Recent innovations in yield-control support systems allow to increase the rate of advance when tunneling in difficult conditions is associated with severely squeezing rock. Such systems which imply the insertion in the lining of highly deformable concrete elements are being adopted successfully in tunneling projects using conventional excavation methods. The Saint Martin access edit excavated in a Carboniferous Formation along the Base Tunnel of the Lyon-Turin rail line is presented as a case study. Numerical analyses are discussed to compare the results of computed and measured performance of a typical monitored section and to find out possible optimizations of the support system adopted.
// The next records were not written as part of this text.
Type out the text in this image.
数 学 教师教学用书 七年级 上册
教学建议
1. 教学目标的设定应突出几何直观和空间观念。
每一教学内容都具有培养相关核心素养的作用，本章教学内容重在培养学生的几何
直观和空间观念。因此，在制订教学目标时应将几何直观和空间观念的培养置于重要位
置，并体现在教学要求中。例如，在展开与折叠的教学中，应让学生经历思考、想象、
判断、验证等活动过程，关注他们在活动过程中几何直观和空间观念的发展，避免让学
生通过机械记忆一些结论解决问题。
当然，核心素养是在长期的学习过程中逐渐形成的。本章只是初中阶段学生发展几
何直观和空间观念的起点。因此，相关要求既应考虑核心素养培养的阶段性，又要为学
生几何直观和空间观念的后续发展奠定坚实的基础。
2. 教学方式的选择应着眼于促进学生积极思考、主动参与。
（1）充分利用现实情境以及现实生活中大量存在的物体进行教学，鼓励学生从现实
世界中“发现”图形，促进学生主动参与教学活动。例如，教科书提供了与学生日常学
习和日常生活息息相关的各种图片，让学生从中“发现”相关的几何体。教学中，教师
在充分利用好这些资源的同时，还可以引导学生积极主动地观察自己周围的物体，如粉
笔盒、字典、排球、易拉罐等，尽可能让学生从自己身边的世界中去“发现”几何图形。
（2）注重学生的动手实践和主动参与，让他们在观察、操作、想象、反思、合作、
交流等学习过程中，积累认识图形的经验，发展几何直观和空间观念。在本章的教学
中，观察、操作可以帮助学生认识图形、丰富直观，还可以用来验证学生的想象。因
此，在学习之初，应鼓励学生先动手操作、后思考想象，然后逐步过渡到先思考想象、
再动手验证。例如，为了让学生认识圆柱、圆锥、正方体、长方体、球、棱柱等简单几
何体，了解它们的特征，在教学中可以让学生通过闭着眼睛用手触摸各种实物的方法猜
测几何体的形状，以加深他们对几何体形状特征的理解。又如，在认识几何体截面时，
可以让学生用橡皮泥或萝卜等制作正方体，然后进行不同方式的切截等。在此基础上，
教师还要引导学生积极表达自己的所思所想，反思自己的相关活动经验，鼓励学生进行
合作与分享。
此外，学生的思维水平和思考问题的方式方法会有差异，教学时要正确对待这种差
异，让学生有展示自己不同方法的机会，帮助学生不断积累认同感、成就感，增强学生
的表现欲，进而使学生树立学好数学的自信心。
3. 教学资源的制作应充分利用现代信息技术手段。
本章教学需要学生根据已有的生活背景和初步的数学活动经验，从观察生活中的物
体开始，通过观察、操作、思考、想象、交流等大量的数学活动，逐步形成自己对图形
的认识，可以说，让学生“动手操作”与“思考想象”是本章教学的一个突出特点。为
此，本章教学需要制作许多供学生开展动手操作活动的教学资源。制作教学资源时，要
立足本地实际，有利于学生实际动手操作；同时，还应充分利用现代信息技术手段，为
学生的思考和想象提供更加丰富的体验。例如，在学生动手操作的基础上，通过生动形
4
Tunnel construction in squeezing rock is very demanding due to the difficulty in making reliable predictions at the design stage. Squeezing conditions may vary over short distances due to rock heterogeneity and fluctuations in rock mass properties. Indeed, the selection of the most appropriate excavation-construction method to be adopted is highly problematic and uncertain. In deep tunnels, whenever squeezing conditions are anticipated, conventional tunneling appears to be yet the method most often used. Conventional tunneling in squeezing rock generally takes place with a slow rate of advance. However, if the work at the face is well planned and appropriate stabilization measures are implemented, excavation can proceed at an acceptable rate of advance. A clear need to develop appropriate technological systems that help increase such a rate of advance is to be recognized (Cantieni & Anagnostou, 2009).


The Saint Martin La Porte access edit is a vital part of the early works for the Lyon-Turin Base Tunnel, which is at the centre of the axes linking the North and South, and East and West Europe and is to be excavated between the portals in Italy and France.